No tenía porqué hacerlo, menos con la cantidad de cosas que tenía por delante en cuanto a sus quehaceres se refiere. Aunque siempre acababa determinando que después de todo, tenía por delante toda la eternidad. Al menos, aún le quedaban para los tres mil años; Y dado que aún no había llegado ni a los quinientos, podría incluso considerarse una joven adulta en equivalencia a su etapa vital de raza.
Sin embargo, quitando a su amada hermana Titania -a quien quería con toda la fuerza que su corazón y su ánima eran capaz de abarcar-, aún seguía guardando ciertos sentimientos no románticos por aquellos quienes después de todo, seguían siendo su familia por parte de padre. Los Prewett.
Esos judíos que fornicaban como conejos que no escatimaban ni un ápice a la hora de reproducirse. Westenra en todos sus años jamás había visto nada igual, esa semilla era como una plaga por lo rápido que se propagaba; Algo que por suerte ella habría aprendido a tiempo para tomar la precaución menester de haberse cuidado de engendrar ningún hijo bastardo. Nunca estuvo entre sus planes ser madre, hasta que supo de la existencia de su adorada hermana menor, y entonces lo entendió: No hacía falta parir a un vástago para comprender qué era sentir ese tipo de amor. Ella la había criado, dado todo el cariño que por años se estuvo guardando, y protegido con uñas y dientes. Como un animal salvaje que defendía lo suyo. El aprecio que podía sentir por Ginevra y Lancelot no podía compararse al anteriormente descrito, pero sí era el suficiente como para calificarlo en cercanía.
Tenía una misión, una que nadie le había pedido. Y era dar con el paradero de una hoja muy especial en una pequeña y antiquísima tienda de antigüedades de origen mágico, ubicada en York. Tal arma, o al menos del mismo material del que la daga que había atravesado el trapecio izquierdo de la joven Prewett, era la causa principal de la crónica de una muerte anunciada de su querida descendiente, con quien compartía muchos rasgos en común, pese a la cantidad de generaciones que sus avispados ojos habían tenido el honor y la desgracia de atisbar.

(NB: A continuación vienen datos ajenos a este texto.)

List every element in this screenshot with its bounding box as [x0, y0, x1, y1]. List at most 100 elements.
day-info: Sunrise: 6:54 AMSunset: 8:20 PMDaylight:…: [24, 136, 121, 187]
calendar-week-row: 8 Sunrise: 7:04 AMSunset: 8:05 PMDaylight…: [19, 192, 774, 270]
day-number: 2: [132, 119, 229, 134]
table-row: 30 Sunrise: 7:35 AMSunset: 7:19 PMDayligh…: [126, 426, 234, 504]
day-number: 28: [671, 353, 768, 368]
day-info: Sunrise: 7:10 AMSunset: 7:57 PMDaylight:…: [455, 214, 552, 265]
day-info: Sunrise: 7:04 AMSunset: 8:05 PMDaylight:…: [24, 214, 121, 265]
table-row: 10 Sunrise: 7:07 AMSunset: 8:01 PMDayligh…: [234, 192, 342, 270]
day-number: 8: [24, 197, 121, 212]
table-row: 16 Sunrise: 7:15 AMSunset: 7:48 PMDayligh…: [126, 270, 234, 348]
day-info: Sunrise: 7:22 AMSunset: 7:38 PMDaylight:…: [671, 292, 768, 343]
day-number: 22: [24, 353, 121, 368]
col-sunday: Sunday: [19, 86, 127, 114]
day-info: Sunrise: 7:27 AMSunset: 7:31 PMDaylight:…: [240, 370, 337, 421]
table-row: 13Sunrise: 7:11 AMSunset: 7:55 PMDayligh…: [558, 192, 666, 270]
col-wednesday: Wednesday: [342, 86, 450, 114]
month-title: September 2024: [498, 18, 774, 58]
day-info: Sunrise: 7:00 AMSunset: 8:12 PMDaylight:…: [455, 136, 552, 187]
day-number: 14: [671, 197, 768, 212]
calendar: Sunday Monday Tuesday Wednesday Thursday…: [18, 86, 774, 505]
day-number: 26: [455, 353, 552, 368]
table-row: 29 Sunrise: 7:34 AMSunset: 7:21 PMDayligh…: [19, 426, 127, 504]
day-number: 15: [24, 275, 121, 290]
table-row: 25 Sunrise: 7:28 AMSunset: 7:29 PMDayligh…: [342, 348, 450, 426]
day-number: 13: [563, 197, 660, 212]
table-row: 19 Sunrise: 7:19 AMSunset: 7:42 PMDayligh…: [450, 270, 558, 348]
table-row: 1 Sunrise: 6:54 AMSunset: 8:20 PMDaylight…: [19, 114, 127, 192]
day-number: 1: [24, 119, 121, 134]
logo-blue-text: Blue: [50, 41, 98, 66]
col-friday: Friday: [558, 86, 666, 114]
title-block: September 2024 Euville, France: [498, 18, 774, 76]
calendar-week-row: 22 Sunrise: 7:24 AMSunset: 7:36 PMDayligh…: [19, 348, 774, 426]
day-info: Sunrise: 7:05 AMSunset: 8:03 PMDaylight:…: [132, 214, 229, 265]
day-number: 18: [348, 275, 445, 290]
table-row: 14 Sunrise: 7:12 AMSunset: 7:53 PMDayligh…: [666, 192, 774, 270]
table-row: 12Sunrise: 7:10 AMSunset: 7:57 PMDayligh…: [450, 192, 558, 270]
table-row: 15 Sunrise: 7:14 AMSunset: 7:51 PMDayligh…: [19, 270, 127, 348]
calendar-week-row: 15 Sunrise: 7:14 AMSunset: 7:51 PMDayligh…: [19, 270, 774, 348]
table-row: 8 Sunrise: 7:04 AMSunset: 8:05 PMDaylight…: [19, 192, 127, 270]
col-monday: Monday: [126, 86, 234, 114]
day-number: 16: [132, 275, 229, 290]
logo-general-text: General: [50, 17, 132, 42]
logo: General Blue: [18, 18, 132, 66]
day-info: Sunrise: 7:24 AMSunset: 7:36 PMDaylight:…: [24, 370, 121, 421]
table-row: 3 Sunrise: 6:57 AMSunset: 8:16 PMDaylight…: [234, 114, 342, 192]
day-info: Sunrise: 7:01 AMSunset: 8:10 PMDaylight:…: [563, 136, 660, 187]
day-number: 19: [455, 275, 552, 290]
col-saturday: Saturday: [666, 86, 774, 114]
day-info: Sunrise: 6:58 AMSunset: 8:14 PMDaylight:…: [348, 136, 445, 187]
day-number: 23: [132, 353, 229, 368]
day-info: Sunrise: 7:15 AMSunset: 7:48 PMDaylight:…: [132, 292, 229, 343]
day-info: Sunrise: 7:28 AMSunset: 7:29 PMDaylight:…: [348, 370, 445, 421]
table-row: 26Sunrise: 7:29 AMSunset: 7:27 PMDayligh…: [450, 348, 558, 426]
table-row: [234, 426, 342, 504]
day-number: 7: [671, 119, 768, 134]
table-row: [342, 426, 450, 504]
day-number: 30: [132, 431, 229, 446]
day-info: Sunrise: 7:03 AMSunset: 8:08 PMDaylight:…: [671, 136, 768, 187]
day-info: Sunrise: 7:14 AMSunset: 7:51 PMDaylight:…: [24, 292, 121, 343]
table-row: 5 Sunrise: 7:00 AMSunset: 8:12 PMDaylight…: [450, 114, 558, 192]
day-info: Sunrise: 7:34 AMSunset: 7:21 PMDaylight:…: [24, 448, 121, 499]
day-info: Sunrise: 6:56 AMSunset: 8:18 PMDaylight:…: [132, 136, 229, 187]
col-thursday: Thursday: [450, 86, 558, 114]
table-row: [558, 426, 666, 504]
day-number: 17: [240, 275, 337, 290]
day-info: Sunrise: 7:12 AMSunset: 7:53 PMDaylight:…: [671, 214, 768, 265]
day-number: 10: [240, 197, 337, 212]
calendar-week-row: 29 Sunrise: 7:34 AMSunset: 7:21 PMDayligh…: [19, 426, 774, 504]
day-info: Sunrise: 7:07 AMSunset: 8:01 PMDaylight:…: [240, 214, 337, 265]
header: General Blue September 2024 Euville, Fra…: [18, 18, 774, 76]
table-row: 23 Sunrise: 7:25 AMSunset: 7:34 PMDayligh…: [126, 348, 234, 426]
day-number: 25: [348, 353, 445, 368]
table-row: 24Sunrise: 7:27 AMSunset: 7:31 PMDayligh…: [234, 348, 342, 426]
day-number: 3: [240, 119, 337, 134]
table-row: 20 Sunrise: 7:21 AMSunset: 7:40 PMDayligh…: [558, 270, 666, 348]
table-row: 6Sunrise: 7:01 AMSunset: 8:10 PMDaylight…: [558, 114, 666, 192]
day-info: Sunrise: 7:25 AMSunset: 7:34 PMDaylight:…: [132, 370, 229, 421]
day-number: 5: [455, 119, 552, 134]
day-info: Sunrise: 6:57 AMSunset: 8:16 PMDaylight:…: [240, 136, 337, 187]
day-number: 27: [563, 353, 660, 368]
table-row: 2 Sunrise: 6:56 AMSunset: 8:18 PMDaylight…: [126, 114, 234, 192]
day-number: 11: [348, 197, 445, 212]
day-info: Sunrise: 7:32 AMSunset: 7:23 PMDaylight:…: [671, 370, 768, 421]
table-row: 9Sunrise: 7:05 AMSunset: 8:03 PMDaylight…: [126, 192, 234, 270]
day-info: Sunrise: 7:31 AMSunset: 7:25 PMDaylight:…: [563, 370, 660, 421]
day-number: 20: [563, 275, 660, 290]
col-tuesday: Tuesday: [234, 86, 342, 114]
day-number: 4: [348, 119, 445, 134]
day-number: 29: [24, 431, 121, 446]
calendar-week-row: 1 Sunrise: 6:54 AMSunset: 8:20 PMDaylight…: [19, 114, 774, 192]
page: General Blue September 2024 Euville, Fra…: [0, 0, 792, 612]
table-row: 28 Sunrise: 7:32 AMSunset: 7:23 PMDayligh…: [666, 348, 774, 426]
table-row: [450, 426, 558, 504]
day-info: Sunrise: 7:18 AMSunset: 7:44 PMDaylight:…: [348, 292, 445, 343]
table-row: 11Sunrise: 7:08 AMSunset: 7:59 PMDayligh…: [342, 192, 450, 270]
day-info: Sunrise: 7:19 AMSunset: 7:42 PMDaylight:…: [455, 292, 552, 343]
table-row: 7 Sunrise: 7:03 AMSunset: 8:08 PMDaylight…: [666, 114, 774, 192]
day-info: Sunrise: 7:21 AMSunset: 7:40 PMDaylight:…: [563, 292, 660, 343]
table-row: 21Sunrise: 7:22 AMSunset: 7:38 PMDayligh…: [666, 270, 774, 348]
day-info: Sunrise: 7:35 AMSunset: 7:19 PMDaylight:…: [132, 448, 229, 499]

Esa joven desvergonzada podría haberse rendido, pero no ella, quien tan bien conocía a la muerte como si de una vieja amiga se tratase. Precisamente por ello, se encontraba recorriendo lentamente los pasillos, con elegante bamboleo mientras pasaba por los bordes de los estantes de madera que albergaban artefactos tan exquisitos y antiguos las yemas de los dedos, analizando cada recoveco que pudiese darle la pista exacta de lo que iba buscando.
Hasta que sus sentidos la obligaron a pararse en seco, pues su olfato le estaba dando cierta señal de alarma.
«Oh, no. Un maldito perro.» —Pensó, maldiciendo para sus adentros por la hipérbole en tal desagrado.

Uno al cual no le daría el gusto de ver su carácter perturbado, ni inquieto. Ella por el contrario, esperaría silenciosa, con la paciencia de una tarántula...
Que guarda como arma letal el aguijón de un escorpión, deseoso de inyectar su veneno.